Obama met with House and Senate Democrats Wednesday to reminisce about the law, which Republicans have already started efforts to dismantle.
Rep. Louise Slaughter, D-N.Y., told reporters Obama gave a "very nostalgic" speech but said he would leave it up to them to map out a strategy to prevent Republicans from destroying the law. Slaughter also noted Democrats will be united in not working on any replacement.
"We don't even think of replacing the law," she said.
Obama also will continue to advocate for keeping the law after he leaves office, said Rep. Elijah Cummings, D-Md.
Obama also emphasized that repealing the law without a replacement could create a "climate of uncertainty" in the individual and other insurance markets, Cummings added.
Another important message was to blame Republicans if repeal of the law leads to adverse impacts for people who are now using the law to get insurance coverage.
"Make sure they own it," said Rep. Gerald Connolly, D-Va.

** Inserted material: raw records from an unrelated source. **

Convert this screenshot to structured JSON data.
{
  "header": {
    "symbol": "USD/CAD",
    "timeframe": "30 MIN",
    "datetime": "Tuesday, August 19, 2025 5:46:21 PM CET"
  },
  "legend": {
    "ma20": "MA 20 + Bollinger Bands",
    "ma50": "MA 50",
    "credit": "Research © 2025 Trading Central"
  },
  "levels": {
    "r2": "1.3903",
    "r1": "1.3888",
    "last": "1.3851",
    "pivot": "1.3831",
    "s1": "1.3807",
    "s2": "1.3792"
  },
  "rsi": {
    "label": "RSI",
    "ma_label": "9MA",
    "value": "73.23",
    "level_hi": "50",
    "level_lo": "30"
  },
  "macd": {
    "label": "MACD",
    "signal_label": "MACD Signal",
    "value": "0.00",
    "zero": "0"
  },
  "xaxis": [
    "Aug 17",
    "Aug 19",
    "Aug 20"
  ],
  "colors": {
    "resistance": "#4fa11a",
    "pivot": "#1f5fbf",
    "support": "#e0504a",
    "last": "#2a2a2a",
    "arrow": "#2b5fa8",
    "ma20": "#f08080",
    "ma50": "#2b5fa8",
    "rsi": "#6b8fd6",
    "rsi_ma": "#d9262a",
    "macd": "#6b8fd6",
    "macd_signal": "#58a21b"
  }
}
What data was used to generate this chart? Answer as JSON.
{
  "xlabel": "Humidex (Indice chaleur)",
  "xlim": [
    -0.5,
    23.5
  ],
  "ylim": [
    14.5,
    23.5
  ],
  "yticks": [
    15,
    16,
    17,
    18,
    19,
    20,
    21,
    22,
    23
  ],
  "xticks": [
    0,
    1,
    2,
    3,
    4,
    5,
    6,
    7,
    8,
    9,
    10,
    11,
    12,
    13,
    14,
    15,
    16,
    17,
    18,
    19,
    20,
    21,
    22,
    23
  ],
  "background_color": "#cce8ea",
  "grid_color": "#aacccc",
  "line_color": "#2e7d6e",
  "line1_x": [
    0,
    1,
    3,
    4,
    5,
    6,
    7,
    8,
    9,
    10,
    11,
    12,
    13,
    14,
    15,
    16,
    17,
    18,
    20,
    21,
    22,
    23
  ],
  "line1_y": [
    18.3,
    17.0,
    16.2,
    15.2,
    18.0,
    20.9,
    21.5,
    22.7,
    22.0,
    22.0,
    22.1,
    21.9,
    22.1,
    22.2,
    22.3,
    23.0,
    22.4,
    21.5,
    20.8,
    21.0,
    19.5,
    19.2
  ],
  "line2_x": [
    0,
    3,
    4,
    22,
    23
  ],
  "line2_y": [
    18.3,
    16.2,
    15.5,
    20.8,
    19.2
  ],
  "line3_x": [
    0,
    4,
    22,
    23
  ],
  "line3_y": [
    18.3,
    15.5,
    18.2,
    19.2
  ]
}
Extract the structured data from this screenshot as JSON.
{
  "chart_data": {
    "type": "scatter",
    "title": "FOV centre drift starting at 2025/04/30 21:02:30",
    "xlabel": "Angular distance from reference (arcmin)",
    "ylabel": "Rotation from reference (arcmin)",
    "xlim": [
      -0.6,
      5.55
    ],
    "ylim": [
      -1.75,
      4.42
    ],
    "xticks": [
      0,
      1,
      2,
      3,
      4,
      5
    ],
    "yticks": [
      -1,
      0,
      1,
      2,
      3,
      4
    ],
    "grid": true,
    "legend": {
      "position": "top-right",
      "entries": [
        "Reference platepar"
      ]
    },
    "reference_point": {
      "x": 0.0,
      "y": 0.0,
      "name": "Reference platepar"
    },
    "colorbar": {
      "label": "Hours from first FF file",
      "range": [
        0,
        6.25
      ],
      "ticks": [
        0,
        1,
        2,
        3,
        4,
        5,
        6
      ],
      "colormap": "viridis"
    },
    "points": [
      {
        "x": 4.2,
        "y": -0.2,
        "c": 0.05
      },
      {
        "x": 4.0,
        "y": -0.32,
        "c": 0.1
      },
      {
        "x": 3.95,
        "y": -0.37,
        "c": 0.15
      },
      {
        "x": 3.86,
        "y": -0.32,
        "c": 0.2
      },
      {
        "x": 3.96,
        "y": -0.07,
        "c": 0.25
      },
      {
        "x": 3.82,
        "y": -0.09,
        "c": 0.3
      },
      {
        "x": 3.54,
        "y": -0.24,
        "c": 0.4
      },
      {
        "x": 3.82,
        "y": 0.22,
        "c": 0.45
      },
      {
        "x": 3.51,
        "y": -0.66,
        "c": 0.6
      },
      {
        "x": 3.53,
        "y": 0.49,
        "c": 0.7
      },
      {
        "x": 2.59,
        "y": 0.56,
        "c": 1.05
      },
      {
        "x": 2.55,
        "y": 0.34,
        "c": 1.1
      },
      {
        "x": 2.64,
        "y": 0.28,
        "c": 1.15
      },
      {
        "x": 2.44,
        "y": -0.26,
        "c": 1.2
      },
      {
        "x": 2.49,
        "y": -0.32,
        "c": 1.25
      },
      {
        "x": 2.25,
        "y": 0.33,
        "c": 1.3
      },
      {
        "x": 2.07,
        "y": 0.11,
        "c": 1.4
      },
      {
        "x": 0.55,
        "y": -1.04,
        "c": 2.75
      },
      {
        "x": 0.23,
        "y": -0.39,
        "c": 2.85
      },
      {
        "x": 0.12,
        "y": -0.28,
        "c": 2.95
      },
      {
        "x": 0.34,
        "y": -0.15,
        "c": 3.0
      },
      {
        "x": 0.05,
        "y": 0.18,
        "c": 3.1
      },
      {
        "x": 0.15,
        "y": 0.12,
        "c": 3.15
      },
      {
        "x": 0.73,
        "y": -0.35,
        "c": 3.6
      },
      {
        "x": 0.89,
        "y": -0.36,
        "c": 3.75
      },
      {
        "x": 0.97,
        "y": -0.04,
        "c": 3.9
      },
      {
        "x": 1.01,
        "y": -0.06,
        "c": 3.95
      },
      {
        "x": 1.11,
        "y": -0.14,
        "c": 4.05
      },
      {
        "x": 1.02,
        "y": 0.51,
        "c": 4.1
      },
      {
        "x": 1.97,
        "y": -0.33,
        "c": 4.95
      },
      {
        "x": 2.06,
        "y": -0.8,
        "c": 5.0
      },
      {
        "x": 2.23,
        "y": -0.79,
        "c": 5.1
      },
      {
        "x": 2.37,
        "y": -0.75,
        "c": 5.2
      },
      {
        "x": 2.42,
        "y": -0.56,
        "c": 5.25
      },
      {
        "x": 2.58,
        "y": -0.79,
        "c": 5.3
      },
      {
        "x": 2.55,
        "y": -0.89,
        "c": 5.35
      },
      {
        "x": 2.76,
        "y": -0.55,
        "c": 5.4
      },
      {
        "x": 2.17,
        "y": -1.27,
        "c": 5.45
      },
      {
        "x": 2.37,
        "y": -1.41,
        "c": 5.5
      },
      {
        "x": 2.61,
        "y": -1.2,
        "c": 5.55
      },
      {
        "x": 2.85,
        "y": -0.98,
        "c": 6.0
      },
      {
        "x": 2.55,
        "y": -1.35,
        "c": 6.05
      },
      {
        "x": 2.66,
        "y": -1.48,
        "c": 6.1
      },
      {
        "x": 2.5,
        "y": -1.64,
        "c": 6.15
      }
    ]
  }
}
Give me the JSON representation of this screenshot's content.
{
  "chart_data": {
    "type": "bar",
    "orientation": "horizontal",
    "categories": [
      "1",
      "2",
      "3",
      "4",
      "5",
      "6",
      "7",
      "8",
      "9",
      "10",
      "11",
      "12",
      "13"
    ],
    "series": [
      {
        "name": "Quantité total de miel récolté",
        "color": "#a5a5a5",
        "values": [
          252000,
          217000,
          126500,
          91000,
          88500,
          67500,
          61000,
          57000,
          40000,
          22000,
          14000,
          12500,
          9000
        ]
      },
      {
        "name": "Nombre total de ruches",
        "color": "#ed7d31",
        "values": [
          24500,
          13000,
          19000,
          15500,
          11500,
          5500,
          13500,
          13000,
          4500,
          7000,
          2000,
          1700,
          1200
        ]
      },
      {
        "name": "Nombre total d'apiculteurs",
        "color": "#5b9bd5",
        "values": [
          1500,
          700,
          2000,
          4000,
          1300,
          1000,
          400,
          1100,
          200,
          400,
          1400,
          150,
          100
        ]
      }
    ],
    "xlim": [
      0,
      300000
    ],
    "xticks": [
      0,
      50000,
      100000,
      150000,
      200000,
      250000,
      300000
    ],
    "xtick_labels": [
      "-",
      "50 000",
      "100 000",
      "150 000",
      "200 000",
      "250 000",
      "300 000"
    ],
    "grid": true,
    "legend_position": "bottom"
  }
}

Obama also detailed how Democrats should talk about how to defend Obamacare, and suggested they avoid talking too much about policy, and instead focus on the law's impact.
The president was "basically saying let's not get down into policy language," said Rep. Bill Keating, D-Mass., after the meeting.
Republicans took their first step toward repealing the healthcare law by introducing a budget resolution Tuesday. The resolution, which still needs a vote, would set the spending and budgetary levels for the next decade, and instructs House and Senate committees to draft repeal legislation by Jan. 27.
Republicans plan to use the procedural move known as reconciliation, which lets them pass a bill by a simple majority vote in the Senate rather than the 60 needed to break a filibuster. Republicans blasted Obama's meeting with Democrats as a blatantly partisan maneuver.
"Even in his final days in office he still insists on a partisan approach when reaching out to Congress," said Rep. Greg Walden, R-Ore., chairman of the House Energy & Commerce Committee, in a statement.